TAR Lombardia, Milano, Sez. I, n. 1589 del 26 giugno 2023.


Il TAR Brescia ricorda anzitutto che nell’accesso civico generalizzato (e ancor meno nell’accesso disciplinato dall’art. 24 l. n. 241/1990) non sono ipotizzabili provvedimenti di silenzio rigetto. Dinanzi al silenzio serbato dall'amministrazione l'interessato può attivare la speciale tutela amministrativa davanti al responsabile prevenzione, corruzione e trasparenza (proprio al fine di ottenere un provvedimento espresso), ovvero dare corso alla speciale procedura giurisdizionale di cui agli artt. 31 e 117 c.p.a. onde far accertare l'illegittimità del silenzio e dunque per ottenere una condanna al rilascio di un provvedimento espresso (T.A.R. Toscana, Sez. II, 24 ottobre 2019, n. 1421).
Manca, infatti, nella disciplina dell'accesso civico, la previsione dell'ipotesi di silenzio rigetto di cui all'art. 25 comma 4, l. n. 241/1990, che consente all'interessato di poter impugnare tale provvedimento tacito negativo dinanzi al Tribunale amministrativo in base al rito sull'accesso di cui all'art. 116 c.p.a., proponibile "contro le determinazioni e contro il silenzio sulle istanze di accesso ai documenti amministrativi, nonché per la tutela del diritto di accesso civico connessa all'inadempimento degli obblighi di trasparenza...entro trenta giorni dalla conoscenza della determinazione impugnata o dalla formazione del silenzio...", dove il "silenzio" cui si riferisce la norma è solo quello significativo di cui all'art. 25 comma 4 L 241/1990.
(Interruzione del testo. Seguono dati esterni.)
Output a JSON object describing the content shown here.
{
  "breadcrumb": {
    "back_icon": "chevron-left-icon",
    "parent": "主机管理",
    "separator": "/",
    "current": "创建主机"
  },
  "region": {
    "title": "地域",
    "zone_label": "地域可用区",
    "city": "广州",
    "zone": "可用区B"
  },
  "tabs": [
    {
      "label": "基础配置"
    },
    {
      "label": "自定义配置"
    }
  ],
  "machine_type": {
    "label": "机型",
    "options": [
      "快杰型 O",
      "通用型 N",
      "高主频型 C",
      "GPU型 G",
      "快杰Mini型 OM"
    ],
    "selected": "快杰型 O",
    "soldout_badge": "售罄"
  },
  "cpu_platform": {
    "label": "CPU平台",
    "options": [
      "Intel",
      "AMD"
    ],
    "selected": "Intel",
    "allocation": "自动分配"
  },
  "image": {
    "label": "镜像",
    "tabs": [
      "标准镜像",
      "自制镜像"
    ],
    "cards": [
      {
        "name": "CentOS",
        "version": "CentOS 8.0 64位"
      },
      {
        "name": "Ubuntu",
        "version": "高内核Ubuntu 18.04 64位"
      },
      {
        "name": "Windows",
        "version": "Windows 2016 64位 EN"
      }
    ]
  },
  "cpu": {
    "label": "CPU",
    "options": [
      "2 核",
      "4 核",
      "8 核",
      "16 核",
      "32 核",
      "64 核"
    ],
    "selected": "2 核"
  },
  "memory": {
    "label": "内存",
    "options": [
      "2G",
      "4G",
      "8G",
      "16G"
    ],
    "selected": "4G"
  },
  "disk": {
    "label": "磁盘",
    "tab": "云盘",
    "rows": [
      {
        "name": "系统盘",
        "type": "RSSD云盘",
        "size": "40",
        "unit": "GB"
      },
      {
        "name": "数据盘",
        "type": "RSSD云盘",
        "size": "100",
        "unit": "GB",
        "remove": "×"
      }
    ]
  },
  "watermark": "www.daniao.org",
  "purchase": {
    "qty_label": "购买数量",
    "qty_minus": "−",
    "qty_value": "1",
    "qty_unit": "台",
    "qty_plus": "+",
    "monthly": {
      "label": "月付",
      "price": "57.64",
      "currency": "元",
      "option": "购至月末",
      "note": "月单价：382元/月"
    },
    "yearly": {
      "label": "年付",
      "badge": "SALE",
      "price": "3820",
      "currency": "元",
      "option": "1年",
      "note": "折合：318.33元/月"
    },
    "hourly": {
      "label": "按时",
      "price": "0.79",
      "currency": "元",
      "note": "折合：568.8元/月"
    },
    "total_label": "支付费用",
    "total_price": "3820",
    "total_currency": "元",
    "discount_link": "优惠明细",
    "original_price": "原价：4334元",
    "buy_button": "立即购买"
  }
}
TAR Lombardia, Brescia, Sez. II, n. 603 del 18 luglio 2023


In materia di accesso agli atti, il TAR Brescia ricorda anzitutto che la condizione dell'azione per ciò che attiene all'interesse al ricorso trova fondamento nell'art. 100 c.p.c., applicabile al processo amministrativo in virtù del rinvio esterno di cui all'art. 39 c.p.a., e si sostanzia nel vantaggio che il ricorrente può conseguire per effetto dell'accoglimento del ricorso in corrispondenza di una lesione diretta e attuale dell'interesse protetto (cfr. tra le tante: Cons. Stato, Sez. VII, 13 dicembre 2022, n. 10922; Sez. III, 30 maggio 2022, n. 4295).
Viene quindi precisato che il principio della vicinitas posto dalla ricorrente a sostegno della sua richiesta non è di per sé sufficiente a legittimare la richiesta di ostensione della documentazione afferente a titoli edilizi rilasciati a soggetti terzi.
Ciò in conformità alla giurisprudenza ormai consolidata in base alla quale la vicinitas non rappresenta un dato decisivo per fondare l'interesse ad impugnare, nel senso che di per sé non è sufficiente, dovendosi dimostrare che l'intervento contestato abbia capacità di propagarsi sino a incidere negativamente sul fondo del ricorrente (cfr. tra le tante: Cons. Stato, Ad. plen. n. 22/2021; Sez. IV, 17 giugno 2021, n. 4668).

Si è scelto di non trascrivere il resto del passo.